In late 2015, I received a phone call from IPS; they were looking for a Computer Assisted Design trainer and asked if I could refer anyone. To this day, I have no idea (nor concern) how or why IPS contacted me. I provided a name and mentioned that I would also be interested in any training opportunities that came along.
In March of 2016, I presented an IPS seminar on Robotics and Automation in Education to a delegation of Chinese educators, and despite a few hiccups received accolades and strong reviews. I was elated, and eager to continue with this new line of so-called ‘work’.
Several opportunities followed, with a variety of clients and with similar great results and ratings.
Sooner or later, though, ‘beginner’s luck’ runs out, and in my case I was faced with some less than stellar reviews. I take a lot of pride in my work (as most trainers do) and began an exhaustive session of self-flagellation and introspection that continues even as I write this. Here are some things I have learned, or figured out, about how to cope with the end of beginner’s luck:
1. As part of the introduction/icebreaker, I ask the simple question, “Why are you here?” – If the answer is “because we have to be”, it’s good to know this up front. If not addressed, this answer can cause attendee participation to nosedive; it indicates that participants do not buy in to the value of the training program.
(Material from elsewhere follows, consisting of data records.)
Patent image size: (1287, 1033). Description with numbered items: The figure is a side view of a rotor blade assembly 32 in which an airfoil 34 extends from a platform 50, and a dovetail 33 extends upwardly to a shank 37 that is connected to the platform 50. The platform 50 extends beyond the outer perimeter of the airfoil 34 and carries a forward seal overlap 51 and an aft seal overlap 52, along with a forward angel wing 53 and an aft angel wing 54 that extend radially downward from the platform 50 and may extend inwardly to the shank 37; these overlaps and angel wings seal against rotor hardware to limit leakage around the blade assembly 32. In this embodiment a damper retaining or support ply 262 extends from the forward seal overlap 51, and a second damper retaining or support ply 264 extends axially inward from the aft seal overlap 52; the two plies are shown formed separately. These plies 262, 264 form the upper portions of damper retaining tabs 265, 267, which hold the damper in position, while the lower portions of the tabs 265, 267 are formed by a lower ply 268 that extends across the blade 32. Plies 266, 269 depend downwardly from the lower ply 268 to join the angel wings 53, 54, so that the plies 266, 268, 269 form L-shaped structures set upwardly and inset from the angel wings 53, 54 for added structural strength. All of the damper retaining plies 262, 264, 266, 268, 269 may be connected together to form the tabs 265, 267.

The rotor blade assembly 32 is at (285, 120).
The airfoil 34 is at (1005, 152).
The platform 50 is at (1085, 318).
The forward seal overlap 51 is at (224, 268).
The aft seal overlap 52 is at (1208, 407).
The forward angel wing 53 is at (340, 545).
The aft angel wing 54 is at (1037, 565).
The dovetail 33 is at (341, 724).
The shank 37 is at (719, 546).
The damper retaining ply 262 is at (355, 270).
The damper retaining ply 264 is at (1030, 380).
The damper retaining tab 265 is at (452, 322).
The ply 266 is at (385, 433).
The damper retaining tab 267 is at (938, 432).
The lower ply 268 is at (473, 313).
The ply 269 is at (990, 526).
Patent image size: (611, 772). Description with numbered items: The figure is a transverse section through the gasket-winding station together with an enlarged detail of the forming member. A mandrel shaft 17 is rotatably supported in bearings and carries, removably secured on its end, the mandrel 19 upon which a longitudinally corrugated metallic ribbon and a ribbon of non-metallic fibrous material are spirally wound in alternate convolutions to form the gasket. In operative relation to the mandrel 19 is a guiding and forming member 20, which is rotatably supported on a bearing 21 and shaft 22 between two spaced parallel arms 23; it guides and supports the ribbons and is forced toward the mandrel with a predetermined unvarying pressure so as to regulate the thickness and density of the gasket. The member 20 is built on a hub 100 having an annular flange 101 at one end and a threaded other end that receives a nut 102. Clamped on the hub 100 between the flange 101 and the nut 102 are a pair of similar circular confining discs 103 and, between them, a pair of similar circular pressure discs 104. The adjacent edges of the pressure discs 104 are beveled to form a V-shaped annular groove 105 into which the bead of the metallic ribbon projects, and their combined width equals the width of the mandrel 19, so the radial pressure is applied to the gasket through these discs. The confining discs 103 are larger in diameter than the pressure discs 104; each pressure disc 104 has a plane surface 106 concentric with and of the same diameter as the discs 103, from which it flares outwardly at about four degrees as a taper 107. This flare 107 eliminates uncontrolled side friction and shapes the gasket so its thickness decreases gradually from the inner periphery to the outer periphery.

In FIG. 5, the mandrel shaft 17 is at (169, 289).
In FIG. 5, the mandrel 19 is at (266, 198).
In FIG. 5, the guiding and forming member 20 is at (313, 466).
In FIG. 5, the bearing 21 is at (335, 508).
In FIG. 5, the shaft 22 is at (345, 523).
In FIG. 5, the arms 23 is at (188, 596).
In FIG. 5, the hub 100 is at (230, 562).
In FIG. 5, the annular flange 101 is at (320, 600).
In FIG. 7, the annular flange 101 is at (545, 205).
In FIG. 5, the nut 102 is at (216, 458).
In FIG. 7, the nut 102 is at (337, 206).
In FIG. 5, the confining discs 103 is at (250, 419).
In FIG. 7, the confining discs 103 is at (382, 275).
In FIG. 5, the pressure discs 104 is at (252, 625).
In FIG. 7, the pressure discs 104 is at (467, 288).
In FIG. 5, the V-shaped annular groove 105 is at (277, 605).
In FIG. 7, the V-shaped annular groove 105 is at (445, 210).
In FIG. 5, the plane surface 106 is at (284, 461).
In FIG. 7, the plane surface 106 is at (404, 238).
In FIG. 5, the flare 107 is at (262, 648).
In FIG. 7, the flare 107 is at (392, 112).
Gaining their voluntary buy-in equals success. We often talk about WIIFM statements at the onset of a training program. Connect the “What’s In It For Me?” with the participants expressed needs and you will surely raise their engagement.
2. I make sure I am fully prepared, technology and all, before the first person arrives. If that means arriving an hour or more early, that’s what I do. The time before the presentation begins is perhaps the most important time the facilitator has to sell him/herself to the attendees. I introduce myself and get to know the participants as they arrive. In other words, I should already know the answer to Question 1 before I ask it.
3. The more I talk, the lower my ratings are. The more the attendees talk, the higher. As I gained confidence, I talked less because I believed in my abilities to facilitate learning without just lecturing and information dumping.
4. I’ve not had an issue with this, but it bears mentioning – the bottom line is I am selling something – several things, actually:
b. Invista Performance Solutions
c. My Client
d. The Message
And as such, I work to get behind all of these things because I cannot sell what I do not believe in.
5. Look beyond the scores at the bigger picture. When I receive reviews or evaluations, I look at the questions and answers to try and figure out what parts of the session were good, and what parts need improvement. If they are less than stellar, I will place the data in Excel and see what the ratings are without the facilitator evaluation. If the ratings are higher, I look at myself because I dragged them down. If they are equal or lower, I look at other factors, like Question 1, and how well I was able to get the attendees behind the message and their employer’s decision to have us present the message.
In the case of the most negative experience I have had, there were many factors which contributed to the low scores:
a) The meeting was scheduled in two different places and half of the attendees were in the wrong place. They arrived a half hour late to a two-hour session.
b) The client had expectations that were not communicated to IPS and therefore not to me. The material I came up with on a moment’s notice was not optimal and was cited as biased in a comment.
c) The attendees had no real idea why they were there, other than ‘because we have to be’. Some found out about it that morning and had to work late to attend.
d) The session was 4–6 PM on a Friday; it was sunny and 70 degrees at the start of May.
e) The scores were lower with the facilitator rating removed. Apparently they were OK with me, but not with the overall presentation. I still call that a failure.
Perhaps there is no such thing as ‘beginner’s luck’. Perhaps this, like many things, can be related to sawing logs. The first few cuts with the saw are slow, deliberate, measured and focused. Once a groove is made, emphasis shifts to getting the job done – the focus and attention to detail are forgotten.
I have taken this failure, analyzed it, put it in perspective, and developed a goal and a plan to give each client the same experience regardless of my experience. We don’t need to fear failure.
Without failure, there can be no definition of success.